Seguiram então para outras ruínas, mas aí a incursão começou a ficar chata. Colunas e mais colunas, tocos de construções, uma coisa chamada aqueduto. Ninguém tinha coragem de reclamar – ora – aquela era a viagem dos sonhos, eles deveriam viver cenas como a do cartaz. Porém, eis que sob a pressão do tédio, Augusto reagiu:

– Amor, vamos sair daqui e fazer umas comprinhas?

Nesse momento Mara compreendeu porque escolhera aquele homem para chamar de seu. O casal partiu imediatamente em busca do shopping mais próximo. Os olhos de ambos brilhavam. Vitrines, felicidade, deleite e prazer. Agora sim a viagem estava rendendo.

Os dias se passaram com essa dinâmica, uma olhadinha nas atrações e longas estadas no conforto das lojas. Quando finalmente voltaram para casa, os comentários com os amigos eram rasos. Poucos elogios às edificações milenares e muitas observações sobre o preço das roupas e dos eletrônicos.

Não é difícil achar viajantes como o casal Mara e Augusto. Perdidos em meio a uma cultura que desconhecem, eles acabam intensamente entediados. São então seduzidos pela atividade que há muito já superou a religião em adeptos: o consumo de bens materiais.

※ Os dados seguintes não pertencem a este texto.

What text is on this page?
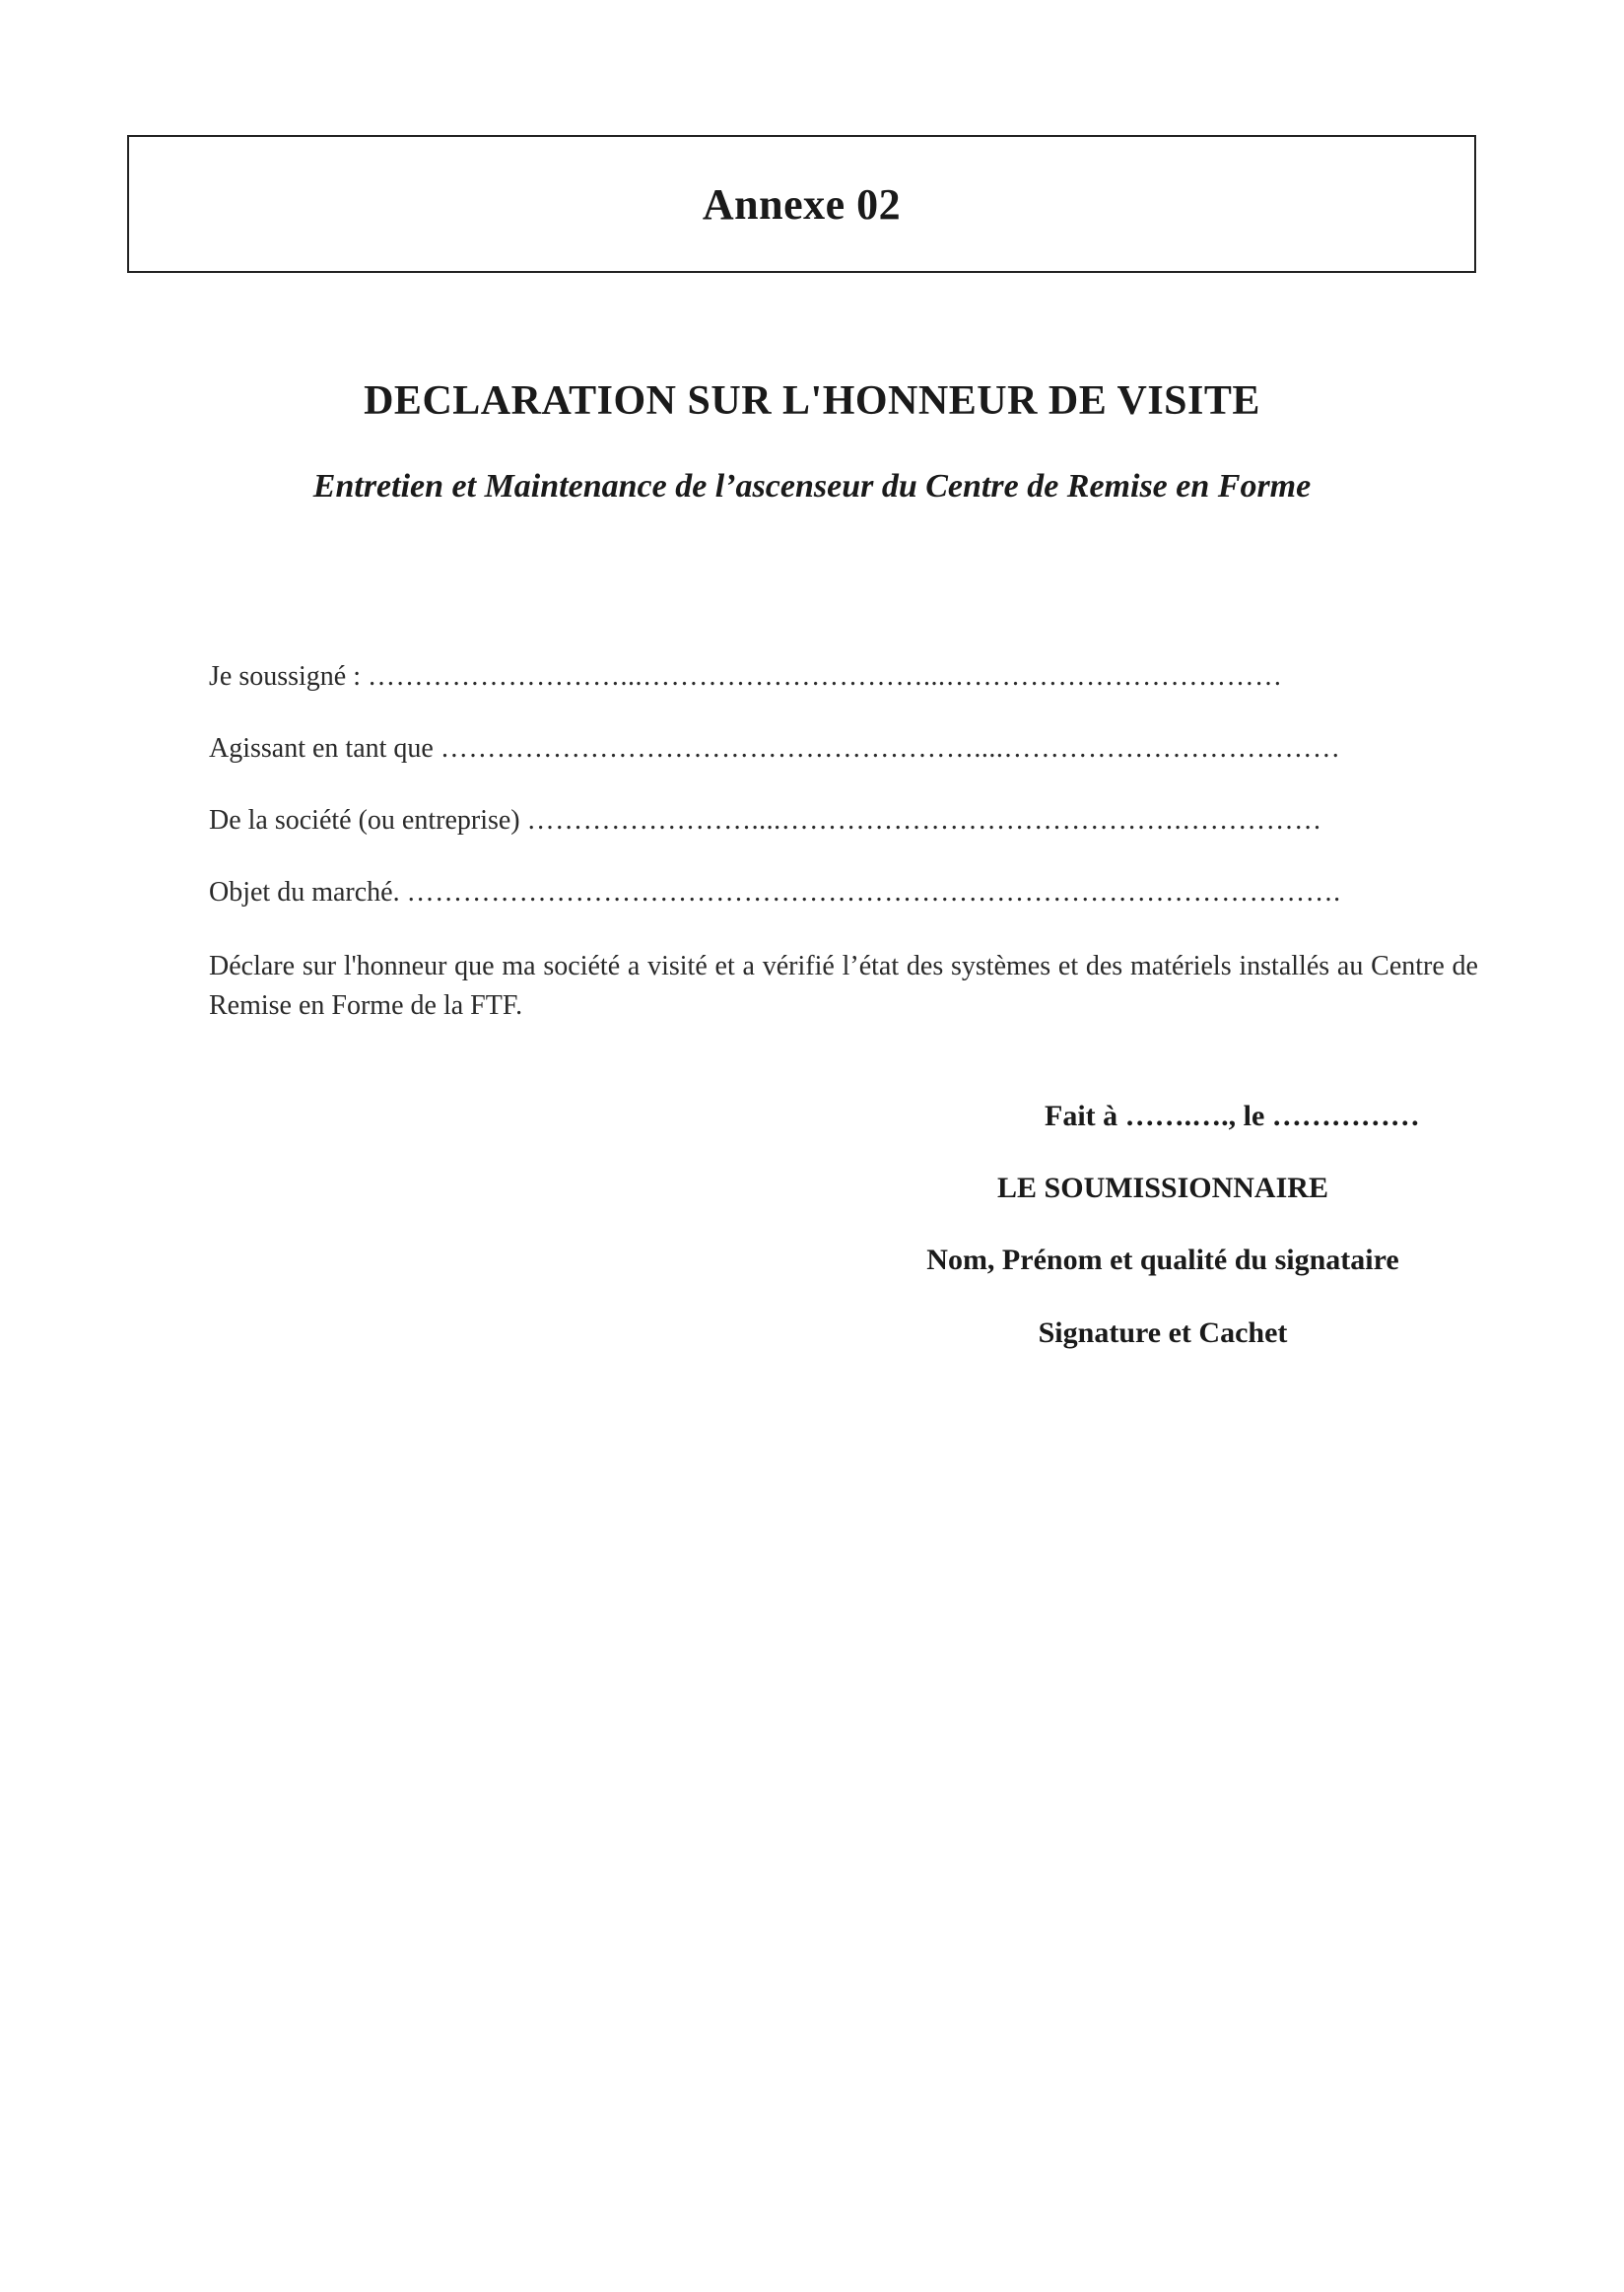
Annexe 02
DECLARATION SUR L'HONNEUR DE VISITE
Entretien et Maintenance de l’ascenseur du Centre de Remise en Forme
Je soussigné : ………………………...…………………………...………………………………
Agissant en tant que …………………………………………………....………………………………
De la société (ou entreprise) ……………………....…………………………………….……………
Objet du marché. ……………………………………………………………………………………….
Déclare sur l'honneur que ma société a visité et a vérifié l’état des systèmes et des matériels installés au Centre de Remise en Forme de la FTF.
Fait à …….…., le ……………
LE SOUMISSIONNAIRE
Nom, Prénom et qualité du signataire
Signature et Cachet
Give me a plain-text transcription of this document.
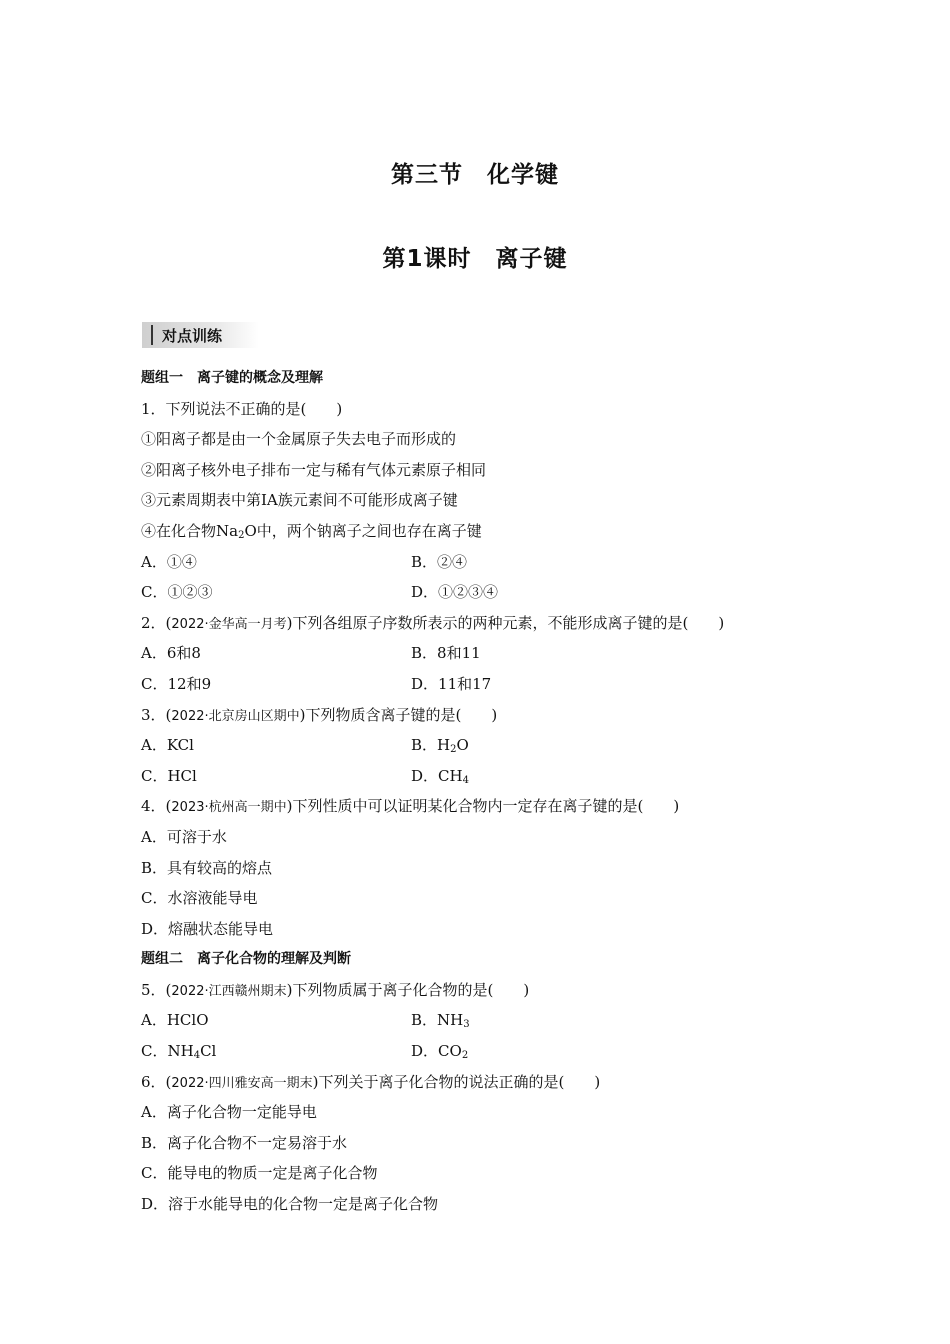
第三节　化学键
第1课时　离子键
对点训练
题组一　离子键的概念及理解
1．下列说法不正确的是(　　)
①阳离子都是由一个金属原子失去电子而形成的
②阳离子核外电子排布一定与稀有气体元素原子相同
③元素周期表中第ⅠA族元素间不可能形成离子键
④在化合物$Na_2O$中，两个钠离子之间也存在离子键
A．①④	B．②④
C．①②③	D．①②③④
2．(2022·金华高一月考)下列各组原子序数所表示的两种元素，不能形成离子键的是(　　)
A．6和8	B．8和11
C．12和9	D．11和17
3．(2022·北京房山区期中)下列物质含离子键的是(　　)
A．KCl	B．$H_2O$
C．HCl	D．$CH_4$
4．(2023·杭州高一期中)下列性质中可以证明某化合物内一定存在离子键的是(　　)
A．可溶于水
B．具有较高的熔点
C．水溶液能导电
D．熔融状态能导电
题组二　离子化合物的理解及判断
5．(2022·江西赣州期末)下列物质属于离子化合物的是(　　)
A．HClO	B．$NH_3$
C．$NH_4Cl$	D．$CO_2$
6．(2022·四川雅安高一期末)下列关于离子化合物的说法正确的是(　　)
A．离子化合物一定能导电
B．离子化合物不一定易溶于水
C．能导电的物质一定是离子化合物
D．溶于水能导电的化合物一定是离子化合物
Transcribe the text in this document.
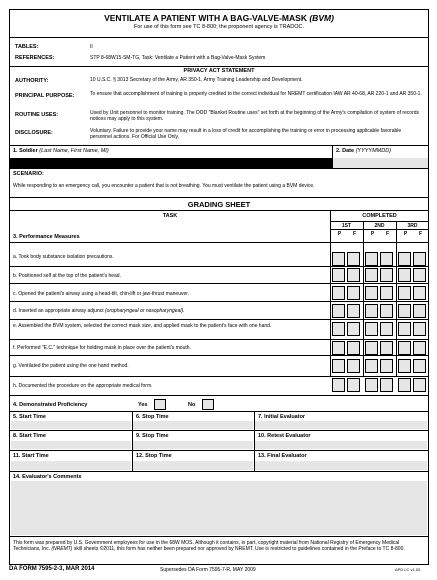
VENTILATE A PATIENT WITH A BAG-VALVE-MASK (BVM)
For use of this form see TC 8-800; the proponent agency is TRADOC.
TABLES:	II
REFERENCES:	STP 8-68W15-SM-TG, Task: Ventilate a Patient with a Bag-Valve-Mask System
PRIVACY ACT STATEMENT
AUTHORITY:	10 U.S.C. § 3013 Secretary of the Army, AR 350-1, Army Training Leadership and Development.
PRINCIPAL PURPOSE:	To ensure that accomplishment of training is properly credited to the correct individual for NREMT certification IAW AR 40-68, AR 220-1 and AR 350-1.
ROUTINE USES:	Used by Unit personnel to monitor training. The DOD "Blanket Routine uses" set forth at the beginning of the Army's compilation of system of records notices may apply to this system.
DISCLOSURE:	Voluntary. Failure to provide your name may result in a loss of credit for accomplishing the training or error in processing applicable favorable personnel actions. For Official Use Only.
1. Soldier (Last Name, First Name, MI)	2. Date (YYYYMMDD)
SCENARIO:
While responding to an emergency call, you encounter a patient that is not breathing. You must ventilate the patient using a BVM device.
GRADING SHEET
TASK	COMPLETED
1ST	2ND	3RD
P	F	P	F	P	F
3. Performance Measures
a. Took body substance isolation precautions.
b. Positioned self at the top of the patient's head.
c. Opened the patient's airway using a head-tilt, chin-lift or jaw-thrust maneuver.
d. Inserted an appropriate airway adjunct (oropharyngeal or nasopharyngeal).
e. Assembled the BVM system, selected the correct mask size, and applied mask to the patient's face with one hand.
f. Performed "E.C." technique for holding mask in place over the patient's mouth.
g. Ventilated the patient using the one hand method.
h. Documented the procedure on the appropriate medical form.
4. Demonstrated Proficiency	Yes	No
5. Start Time	6. Stop Time	7. Initial Evaluator
8. Start Time	9. Stop Time	10. Retest Evaluator
11. Start Time	12. Stop Time	13. Final Evaluator
14. Evaluator's Comments
This form was prepared by U.S. Government employees for use in the 68W MOS. Although it contains, in part, copyright material from National Registry of Emergency Medical Technicians, Inc. (NREMT) skill sheets ©2011, this form has neither been prepared nor approved by NREMT. Use is restricted to guidelines contained in the Preface to TC 8-800.
DA FORM 7595-2-3, MAR 2014	Supersedes DA Form 7595-7-R, MAY 2009	APD LC v1.00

Esse tipo de viajante tem procedimentos típicos. Mesmo durante o planejamento da incursão já é possível observá-los marcando shoppings e outlets no mapa. Cortam o orçamento dos passeios e da alimentação em prol de uma graninha a mais para aquele tablet ou aquele par de sapatos.

Trocam, enfim, a oportunidade de conhecer coisas novas pelo fugaz e enganoso divertimento de acumular coisas novas.

Decerto que comprar nos oferece um tipo de prazer, mas se trata de uma sensação passageira. O indivíduo deseja o produto, o adquire e a ânsia passa, mas logo a vontade de comprar outra coisa aparece. Seria fácil notar esse processo e dispensar todo esse afã por compras não fosse a propaganda.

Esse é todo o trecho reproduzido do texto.